O direito ao recebimento de proventos (salário, aposentadoria e honorários) não se comunica ao fim do casamento. Contudo, quando essas verbas são recebidas durante o matrimônio, elas se tornam bem comum, seja o dinheiro em espécie ou os bens adquiridos com ele.

Para a Quarta Turma do Superior Tribunal de Justiça (STJ), esse mesmo raciocínio deve ser aplicado à situação em que o fato gerador dos proventos e a sua busca na Justiça ocorrem durante a vigência do casamento, independentemente da data em que for feito o pagamento.

Por essa razão, a indenização trabalhista correspondente a direitos adquiridos na constância do casamento integra o acervo patrimonial partilhável. Esse entendimento está consolidado na Terceira Turma, e também há precedentes da Quarta Turma.

Uma das decisões já proferidas (REsp 1.024.169) aponta que a interpretação harmônica dos artigos 1.659, inciso VI, e 1.660, inciso V, do Código Civil de 2002 permite concluir que os valores obtidos por qualquer um dos cônjuges a título de retribuição pelo trabalho integram o patrimônio comum tão logo sejam recebidos. Isto é, tratando-se de salário, esse ingressa mensalmente no patrimônio do casal, prestigiando-se dessa forma o esforço comum.

O acórdão diz ainda que “à mulher que durante a constância do casamento arcou com o ônus da defasagem salarial, o que presumivelmente demandou-lhe maior colaboração no sustento da família, não se pode negar o direito à partilha das verbas trabalhistas nascidas e pleiteadas na constância do casamento, ainda que percebidas após a ruptura da vida conjugal”.

Origem da indenização

A tese voltou a ser discutida pela Quarta Turma no julgamento do recurso de ex-esposa que pleiteou a divisão de indenização trabalhista recebida pelo ex-marido após a separação.

Na primeira vez em que analisou o caso, a Turma determinou o retorno do processo ao Tribunal de Justiça de São Paulo (TJSP) para que se manifestasse a respeito do período em que a indenização teve origem e foi reclamada em ação trabalhista.

Cumprindo a decisão do STJ, o TJSP julgou os embargos de declaração no caso, que acabaram rejeitados.

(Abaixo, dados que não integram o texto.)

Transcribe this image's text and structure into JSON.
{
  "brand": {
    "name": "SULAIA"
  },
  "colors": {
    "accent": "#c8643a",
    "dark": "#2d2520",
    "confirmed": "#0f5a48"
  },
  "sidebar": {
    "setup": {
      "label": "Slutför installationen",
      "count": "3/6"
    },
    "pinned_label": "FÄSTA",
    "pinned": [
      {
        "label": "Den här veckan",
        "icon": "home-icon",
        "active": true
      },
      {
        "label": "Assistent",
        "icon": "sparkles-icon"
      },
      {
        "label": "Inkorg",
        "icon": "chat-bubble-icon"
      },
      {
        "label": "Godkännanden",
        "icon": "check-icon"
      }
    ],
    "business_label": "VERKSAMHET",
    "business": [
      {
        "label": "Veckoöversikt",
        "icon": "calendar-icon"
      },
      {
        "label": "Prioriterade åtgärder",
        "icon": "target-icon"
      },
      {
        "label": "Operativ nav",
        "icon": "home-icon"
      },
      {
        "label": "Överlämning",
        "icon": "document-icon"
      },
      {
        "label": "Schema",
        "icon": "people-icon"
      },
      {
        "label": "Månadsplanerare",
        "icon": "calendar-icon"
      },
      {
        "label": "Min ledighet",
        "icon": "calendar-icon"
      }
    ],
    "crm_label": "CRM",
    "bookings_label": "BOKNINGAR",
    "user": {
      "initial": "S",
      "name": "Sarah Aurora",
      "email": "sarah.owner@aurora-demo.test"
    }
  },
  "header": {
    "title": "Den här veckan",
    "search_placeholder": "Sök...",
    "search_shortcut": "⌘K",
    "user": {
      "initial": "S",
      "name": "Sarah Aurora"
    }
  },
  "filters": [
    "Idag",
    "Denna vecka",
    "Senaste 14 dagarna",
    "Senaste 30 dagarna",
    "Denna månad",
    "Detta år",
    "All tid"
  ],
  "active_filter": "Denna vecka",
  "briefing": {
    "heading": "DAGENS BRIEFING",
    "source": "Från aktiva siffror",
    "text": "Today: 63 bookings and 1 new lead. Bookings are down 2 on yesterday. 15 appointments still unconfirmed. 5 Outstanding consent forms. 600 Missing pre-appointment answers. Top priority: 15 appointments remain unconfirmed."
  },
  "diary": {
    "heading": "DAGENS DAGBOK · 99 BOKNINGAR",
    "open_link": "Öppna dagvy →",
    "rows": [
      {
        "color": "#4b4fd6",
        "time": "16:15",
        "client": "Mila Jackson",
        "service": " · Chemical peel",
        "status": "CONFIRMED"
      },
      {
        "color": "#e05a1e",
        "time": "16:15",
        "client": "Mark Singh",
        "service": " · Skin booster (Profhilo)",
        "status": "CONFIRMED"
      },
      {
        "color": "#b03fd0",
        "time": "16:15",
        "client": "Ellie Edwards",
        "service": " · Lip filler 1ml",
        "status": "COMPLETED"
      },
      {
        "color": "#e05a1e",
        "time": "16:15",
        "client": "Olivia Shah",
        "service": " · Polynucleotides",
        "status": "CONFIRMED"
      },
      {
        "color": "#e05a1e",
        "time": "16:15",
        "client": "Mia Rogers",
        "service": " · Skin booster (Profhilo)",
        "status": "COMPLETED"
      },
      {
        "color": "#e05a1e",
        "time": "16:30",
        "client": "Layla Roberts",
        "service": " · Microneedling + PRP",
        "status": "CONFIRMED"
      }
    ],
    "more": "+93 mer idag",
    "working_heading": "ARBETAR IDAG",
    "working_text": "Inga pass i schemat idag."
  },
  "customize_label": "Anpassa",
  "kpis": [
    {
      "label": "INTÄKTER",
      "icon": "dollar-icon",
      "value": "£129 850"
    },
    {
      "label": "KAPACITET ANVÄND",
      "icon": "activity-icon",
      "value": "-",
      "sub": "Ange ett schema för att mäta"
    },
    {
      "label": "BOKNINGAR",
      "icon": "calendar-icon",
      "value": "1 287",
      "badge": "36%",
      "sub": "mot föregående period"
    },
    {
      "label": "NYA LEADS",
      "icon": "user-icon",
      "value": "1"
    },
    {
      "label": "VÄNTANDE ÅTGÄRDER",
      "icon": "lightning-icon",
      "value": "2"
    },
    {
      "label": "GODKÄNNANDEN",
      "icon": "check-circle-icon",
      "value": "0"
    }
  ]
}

O fundamento foi que não havia omissão a ser sanada, uma vez que seria irrelevante saber a época da reclamação e do recebimento da indenização, pois a verba permaneceria incomunicável na partilha.

No julgamento de novo recurso especial contra essa decisão, o relator, ministro Luis Felipe Salomão, reafirmou que é de extrema relevância para a solução do litígio identificar esse período. Como o STJ não pode averiguar matéria fática em recurso especial, a Quarta Turma deu provimento ao recurso para determinar novamente o retorno do processo ao TJSP.

Superada a questão da comunicabilidade da indenização trabalhista, a corte paulista deve agora verificar o período em que foi exercida a atividade laboral que motivou a ação trabalhista.

O número deste processo não é divulgado em razão de segredo judicial.

Fonte: STJ | 26/09/2014.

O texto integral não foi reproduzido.